Kinshasa – Le ministre du Budget, Michel Lokola a révélé dimanche au cours d’un point de presse dans la commune de Gombe à Kinshasa, que l’une des caractéristiques principales du budget « 2009 » de l’Etat concerne la politique salariale pour laquelle le gouvernement a prévu l’uniformisation des salaires à la base et la réduction des écarts salariaux.

M. Lukola a ajouté qu’à cela s’ajoutent l’affirmation de l’indépendance du budget de l’Etat par rapport aux ressources extérieures, la prise en compte des dépenses imprévues, l’accroissement des crédits au titre d’investissements publics à réaliser tant par le pouvoir central que par les provinces et le renforcement des dépenses dans le domaine de la sécurité.

Le ministre du Budget a rappelé qu’au sujet de cette dernière rubrique, 20 milliards de Francs congolais ont été prévisionnés et 19 milliards autres en réserve sous le signe de sinistres et calamités en vue de faire face à toute éventualité, avant de préciser que toutes les précautions sont prises pour la gestion orthodoxe de ces fonds.

M. Lokola a également annoncé que le budget, dont la loi a été promulguée le 31 décembre 2008 par le Chef de l’Etat, a prévu 2 millions de dollars pour le secteur de la presse et 18 milliards de Francs congolais pour les élections locales, dont l’organisation exige pourtant 10 millions de dollars.
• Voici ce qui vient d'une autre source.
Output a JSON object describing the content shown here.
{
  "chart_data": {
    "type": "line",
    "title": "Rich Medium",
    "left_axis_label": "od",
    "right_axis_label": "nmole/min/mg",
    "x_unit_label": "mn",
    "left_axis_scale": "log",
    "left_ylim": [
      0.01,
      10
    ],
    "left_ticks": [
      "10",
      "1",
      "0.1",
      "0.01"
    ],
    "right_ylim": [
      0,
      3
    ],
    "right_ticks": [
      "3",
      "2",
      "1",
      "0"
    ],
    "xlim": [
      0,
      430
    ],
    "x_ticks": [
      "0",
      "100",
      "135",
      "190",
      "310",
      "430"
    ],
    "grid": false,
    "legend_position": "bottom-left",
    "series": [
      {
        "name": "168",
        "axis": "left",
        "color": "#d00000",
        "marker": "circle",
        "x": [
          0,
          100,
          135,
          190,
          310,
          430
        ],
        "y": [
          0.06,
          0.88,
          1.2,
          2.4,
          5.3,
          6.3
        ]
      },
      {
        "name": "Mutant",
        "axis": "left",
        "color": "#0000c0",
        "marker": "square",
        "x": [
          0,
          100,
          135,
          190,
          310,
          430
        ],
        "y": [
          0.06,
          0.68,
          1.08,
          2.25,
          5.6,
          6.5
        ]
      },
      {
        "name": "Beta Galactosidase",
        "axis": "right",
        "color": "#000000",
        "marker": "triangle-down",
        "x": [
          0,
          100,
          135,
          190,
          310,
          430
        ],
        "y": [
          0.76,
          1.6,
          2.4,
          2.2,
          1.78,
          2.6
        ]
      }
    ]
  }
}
Il a souligné que le gouvernement compte sur la contribution des partenaires comme ce fut le cas pour les dernières élections. A une question, il a fait savoir que les secteurs de la Santé et de l’EPSP (Enseignement primaire, secondaire et professionnel) connaissent beaucoup de cas de remous sociaux à cause de l’ouverture en plein exercice budgétaire de plusieurs écoles et hôpitaux non budgétisés, espérant que les délégués syndicaux qui sont associés à l’élaboration du budget, éclairent la base.

Pour ce qui est des cinq (5) chantiers de la République, le budget « 2009 » consacre 36% aux dépenses d’investissement pour accompagner ce vaste programme de construction et de réhabilitation d’infrastructures. Par ailleurs, le ministre du Budget a rappelé le contexte difficile dans lequel le budget « 2009 » était élaboré, notamment avec le « pourrissement » de la situation dans le deuxième semestre de l’année 2008, dû principalement à la crise économique et financière internationale qui fait que l’année 2009 s’annonce sombre et les paramètres sont au rouge.
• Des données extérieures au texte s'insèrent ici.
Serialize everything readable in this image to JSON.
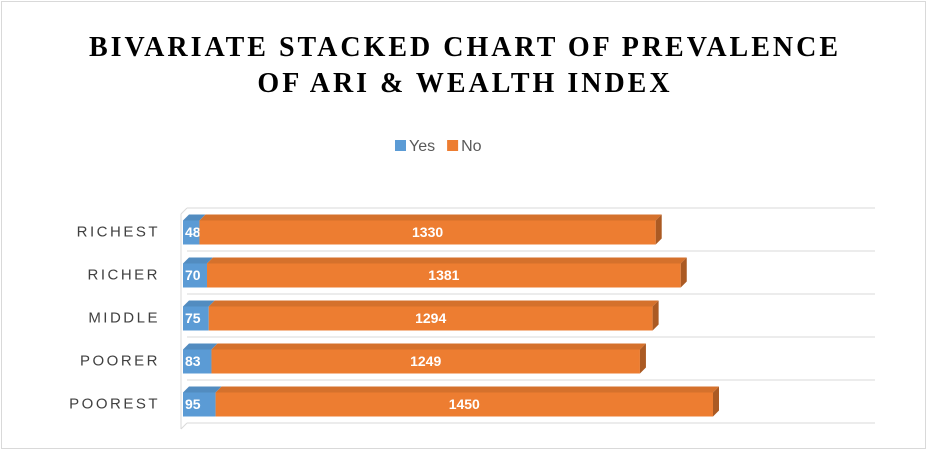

En tout état de cause, il a plaidé pour la culture budgétaire à tout Congolais qui doit savoir désormais qu’on ne peut dépenser que ce qu’on a récolté en recettes. Il a dit que les dispositions étaient prises pour que le budget « 2010 » soit déposé à temps. Le retard causé dans le dépôt du budget « 2009 » était conséquent à la démission du Premier ministre Antoine Gizenga et à la révision à plus de trois reprises du cadrage macroéconomique.

Le budget « 2009 », équilibré tant en recettes qu’en dépenses, est chiffré à près de 5 milliards de dollars. Le taux de croissance est de 5,8%, le déflateur du PIB de 9,1%, le taux d’inflation moyen de 15%, celui d’inflation fin période de 11,5%, le taux de change moyen de 585 FC le dollar, celui de change fin période de 611 Francs congolais le dollar et le PIB nominal de 7.760 milliards de Francs congolais.

Dans les prochains jours, le gouvernement va publier les mesures d’accompagnement pour l’exécution du budget « 2009 » qui a subi un accroissement de 64% par rapport au budget « 2008 » qui est de 3,2 milliards de dollars.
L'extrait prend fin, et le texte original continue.